La polemica sulla possibile offerta della cittadinanza austriaca agli abitanti del “Tirolo storico” si presta a qualche riflessione che esula dal caso specifico: facendo comprendere tutta la strumentalità e la mancanza di basi dell’operazione.

Fa bene chi per l’Italia, al ministero degli Esteri, parla di “atto ostile”. Nel contempo è una risposta con le radici nel passato, ancorata alla logica dei vecchi nazionalismi: priva di uno sguardo sul futuro, ma anche solo di un piede ben piantato nel presente.

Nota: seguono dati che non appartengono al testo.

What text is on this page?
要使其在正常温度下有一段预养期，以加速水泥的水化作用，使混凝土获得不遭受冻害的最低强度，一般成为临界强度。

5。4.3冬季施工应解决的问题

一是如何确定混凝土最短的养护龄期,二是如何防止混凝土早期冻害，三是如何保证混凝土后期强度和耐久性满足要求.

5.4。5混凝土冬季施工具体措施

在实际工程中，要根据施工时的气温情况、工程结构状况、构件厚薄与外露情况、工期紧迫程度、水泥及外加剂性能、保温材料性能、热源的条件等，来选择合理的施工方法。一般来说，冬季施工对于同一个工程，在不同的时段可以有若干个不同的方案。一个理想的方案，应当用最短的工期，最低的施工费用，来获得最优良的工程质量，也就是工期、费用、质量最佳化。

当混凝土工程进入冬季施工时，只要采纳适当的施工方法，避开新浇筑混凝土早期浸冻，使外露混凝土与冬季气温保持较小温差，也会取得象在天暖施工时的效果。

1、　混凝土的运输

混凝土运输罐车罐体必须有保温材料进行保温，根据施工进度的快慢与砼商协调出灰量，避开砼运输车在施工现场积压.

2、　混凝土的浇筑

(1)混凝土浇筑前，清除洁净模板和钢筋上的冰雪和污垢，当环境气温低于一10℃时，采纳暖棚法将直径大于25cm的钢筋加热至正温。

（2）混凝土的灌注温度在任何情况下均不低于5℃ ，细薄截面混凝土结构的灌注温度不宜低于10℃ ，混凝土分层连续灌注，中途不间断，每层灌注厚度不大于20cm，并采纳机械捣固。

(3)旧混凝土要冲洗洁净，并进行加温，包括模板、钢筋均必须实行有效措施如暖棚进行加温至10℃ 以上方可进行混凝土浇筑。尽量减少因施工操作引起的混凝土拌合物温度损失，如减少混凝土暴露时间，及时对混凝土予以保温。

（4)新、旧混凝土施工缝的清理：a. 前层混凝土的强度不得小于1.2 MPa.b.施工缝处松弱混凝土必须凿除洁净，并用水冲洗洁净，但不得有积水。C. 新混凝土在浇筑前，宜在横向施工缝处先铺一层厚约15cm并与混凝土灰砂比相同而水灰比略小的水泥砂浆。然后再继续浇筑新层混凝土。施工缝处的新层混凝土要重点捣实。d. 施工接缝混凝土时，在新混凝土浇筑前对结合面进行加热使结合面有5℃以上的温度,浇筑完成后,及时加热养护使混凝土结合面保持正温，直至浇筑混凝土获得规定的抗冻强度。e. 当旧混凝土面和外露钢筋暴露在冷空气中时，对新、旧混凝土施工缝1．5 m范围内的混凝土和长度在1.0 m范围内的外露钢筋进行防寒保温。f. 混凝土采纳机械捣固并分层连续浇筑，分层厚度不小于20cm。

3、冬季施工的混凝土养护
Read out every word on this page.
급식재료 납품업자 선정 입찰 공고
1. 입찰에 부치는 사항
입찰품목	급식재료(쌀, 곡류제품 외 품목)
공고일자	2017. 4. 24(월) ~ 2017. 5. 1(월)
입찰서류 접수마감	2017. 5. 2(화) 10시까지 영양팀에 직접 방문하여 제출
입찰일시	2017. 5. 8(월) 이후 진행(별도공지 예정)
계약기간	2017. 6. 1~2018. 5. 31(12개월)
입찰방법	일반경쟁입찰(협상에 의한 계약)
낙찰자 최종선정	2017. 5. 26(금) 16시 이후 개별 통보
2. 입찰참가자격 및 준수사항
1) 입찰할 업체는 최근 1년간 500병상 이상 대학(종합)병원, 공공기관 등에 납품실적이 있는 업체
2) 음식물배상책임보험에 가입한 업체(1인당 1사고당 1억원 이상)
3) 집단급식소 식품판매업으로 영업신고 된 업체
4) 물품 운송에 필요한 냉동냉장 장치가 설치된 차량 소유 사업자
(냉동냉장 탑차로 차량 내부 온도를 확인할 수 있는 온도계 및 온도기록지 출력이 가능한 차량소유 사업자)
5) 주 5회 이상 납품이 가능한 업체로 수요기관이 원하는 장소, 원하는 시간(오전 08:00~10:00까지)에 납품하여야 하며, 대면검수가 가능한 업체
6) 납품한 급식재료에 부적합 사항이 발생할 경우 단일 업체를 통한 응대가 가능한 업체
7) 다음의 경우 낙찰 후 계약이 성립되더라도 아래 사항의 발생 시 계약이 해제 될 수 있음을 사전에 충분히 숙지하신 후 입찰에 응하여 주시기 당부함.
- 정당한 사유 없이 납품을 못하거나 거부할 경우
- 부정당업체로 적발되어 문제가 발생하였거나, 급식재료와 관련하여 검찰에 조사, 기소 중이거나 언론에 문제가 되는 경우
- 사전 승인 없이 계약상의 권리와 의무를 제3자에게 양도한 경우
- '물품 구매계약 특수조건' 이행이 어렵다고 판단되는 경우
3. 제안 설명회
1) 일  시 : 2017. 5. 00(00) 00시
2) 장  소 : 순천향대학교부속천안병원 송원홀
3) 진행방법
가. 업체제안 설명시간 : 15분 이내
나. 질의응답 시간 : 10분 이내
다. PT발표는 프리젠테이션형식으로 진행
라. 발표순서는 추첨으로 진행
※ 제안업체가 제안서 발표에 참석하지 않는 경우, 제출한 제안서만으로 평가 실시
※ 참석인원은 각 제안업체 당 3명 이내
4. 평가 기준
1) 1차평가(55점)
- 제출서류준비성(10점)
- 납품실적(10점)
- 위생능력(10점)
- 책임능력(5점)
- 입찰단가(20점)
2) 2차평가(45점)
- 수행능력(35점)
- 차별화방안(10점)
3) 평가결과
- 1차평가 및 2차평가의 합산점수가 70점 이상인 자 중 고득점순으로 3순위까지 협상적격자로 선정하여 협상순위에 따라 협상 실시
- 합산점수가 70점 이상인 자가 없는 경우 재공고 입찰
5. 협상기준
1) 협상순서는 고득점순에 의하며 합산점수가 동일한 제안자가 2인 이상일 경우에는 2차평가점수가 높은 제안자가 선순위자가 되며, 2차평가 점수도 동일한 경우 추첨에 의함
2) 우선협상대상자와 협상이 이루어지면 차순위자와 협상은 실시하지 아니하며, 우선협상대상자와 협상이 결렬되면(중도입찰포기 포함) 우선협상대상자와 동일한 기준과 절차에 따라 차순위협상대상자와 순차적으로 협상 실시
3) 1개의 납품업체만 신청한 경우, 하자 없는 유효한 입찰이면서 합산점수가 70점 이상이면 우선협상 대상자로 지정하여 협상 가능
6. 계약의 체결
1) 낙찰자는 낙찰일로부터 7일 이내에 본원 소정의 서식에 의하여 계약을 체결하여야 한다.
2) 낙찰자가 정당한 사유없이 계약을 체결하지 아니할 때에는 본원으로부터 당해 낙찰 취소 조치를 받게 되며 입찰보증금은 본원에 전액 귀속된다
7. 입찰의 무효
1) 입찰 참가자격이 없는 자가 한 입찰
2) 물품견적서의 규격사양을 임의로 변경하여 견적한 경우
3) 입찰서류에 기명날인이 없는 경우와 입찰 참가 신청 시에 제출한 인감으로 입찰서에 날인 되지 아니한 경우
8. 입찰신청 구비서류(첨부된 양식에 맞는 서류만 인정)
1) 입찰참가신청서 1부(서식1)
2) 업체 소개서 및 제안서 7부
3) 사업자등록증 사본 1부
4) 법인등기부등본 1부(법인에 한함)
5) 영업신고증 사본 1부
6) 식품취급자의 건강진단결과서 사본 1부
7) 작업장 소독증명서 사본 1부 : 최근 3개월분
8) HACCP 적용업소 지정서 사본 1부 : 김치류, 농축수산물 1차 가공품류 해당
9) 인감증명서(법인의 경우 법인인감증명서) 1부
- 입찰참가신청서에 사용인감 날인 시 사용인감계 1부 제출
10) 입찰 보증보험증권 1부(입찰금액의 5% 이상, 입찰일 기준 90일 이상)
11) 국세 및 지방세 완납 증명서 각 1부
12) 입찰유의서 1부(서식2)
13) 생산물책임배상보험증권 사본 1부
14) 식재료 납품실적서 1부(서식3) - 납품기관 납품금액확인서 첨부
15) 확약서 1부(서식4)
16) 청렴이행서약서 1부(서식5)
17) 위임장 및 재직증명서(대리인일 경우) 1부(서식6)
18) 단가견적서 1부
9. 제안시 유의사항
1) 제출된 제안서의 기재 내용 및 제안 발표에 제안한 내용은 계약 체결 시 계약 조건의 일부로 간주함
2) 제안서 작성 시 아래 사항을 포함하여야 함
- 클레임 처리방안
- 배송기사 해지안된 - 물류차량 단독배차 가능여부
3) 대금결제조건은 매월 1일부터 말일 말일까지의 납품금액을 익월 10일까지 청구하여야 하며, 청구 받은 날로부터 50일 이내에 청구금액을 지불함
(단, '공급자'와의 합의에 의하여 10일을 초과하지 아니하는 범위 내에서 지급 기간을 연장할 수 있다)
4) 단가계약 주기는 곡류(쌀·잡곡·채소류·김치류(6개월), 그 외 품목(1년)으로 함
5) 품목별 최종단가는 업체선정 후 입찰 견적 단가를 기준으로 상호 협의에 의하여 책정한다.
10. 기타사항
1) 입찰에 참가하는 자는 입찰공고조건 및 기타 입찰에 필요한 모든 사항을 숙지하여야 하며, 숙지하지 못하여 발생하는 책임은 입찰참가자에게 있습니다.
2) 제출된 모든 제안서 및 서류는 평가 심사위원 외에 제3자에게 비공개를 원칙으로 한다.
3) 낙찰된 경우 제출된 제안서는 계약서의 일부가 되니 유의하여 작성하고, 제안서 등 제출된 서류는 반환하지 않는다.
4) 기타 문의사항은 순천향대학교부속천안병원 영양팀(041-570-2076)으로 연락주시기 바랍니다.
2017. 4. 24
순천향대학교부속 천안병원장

Cominciamo dalla cosa in sé. I caratteri culturali di un popolo vengono decisi sempre a posteriori: perché sono contestuali. Sono alcuni, in un certo momento storico, e altri in un altro. Il che non significa dire che non ci sono differenze: ma che il definirle e misurarle dipende molto dallo sguardo di chi le osserva. Anni fa ci fu, nella Gran Bretagna multiculturale, un interessante dibattito sull’essenza della “britishness”. Molto approfondito, andò avanti per mesi: ma si perse in una pluralità di risposte, quando si è trattato di andare nello specifico. Che cosa era, davvero, “britishness”? Parlare un buon inglese? Amare la famiglia reale? Bere il tè alle cinque? Leggere Shakespeare? Frequentare l’università a Cambridge? Giocare a cricket? La risposta, sul piano empirico – che non si lascia mai facilmente imbrigliare dai principi: il reale è sempre più complesso, ambiguo e contraddittorio dell’ideale – è che a queste categorie si adeguano spontaneamente un sacco di indopakistani nati in UK, e magari pochi “white anglo-saxon protestants” che parlano gallese, sono repubblicani, preferiscono la birra, riconoscono in Shakespeare il nome di un pub, non superano la scuola dell’obbligo, e preferiscono il football. Le cose sono ancora più complicate quando si parla di confini geografici, come nel caso del Tirolo. Perché essendo stati, nella storia, quanto di più mobile esista, pur pretendendosi sacri e immutabili, tutto dipende dal momento in cui decidiamo di misurarli. Pensiamo se volessimo dare la cittadinanza italiana, anzi, romana, ai sudditi dell’Impero nel suo momento di massima espansione! A maggior ragione, come accade sempre nel caso dell’idea austro-tirolese, se si includono anche minoranze linguistiche che mostrano con il loro stesso esistere di avere una storia diversa da chi li circonda. Dov’è allora la specificità? Non parliamo dell’unicità?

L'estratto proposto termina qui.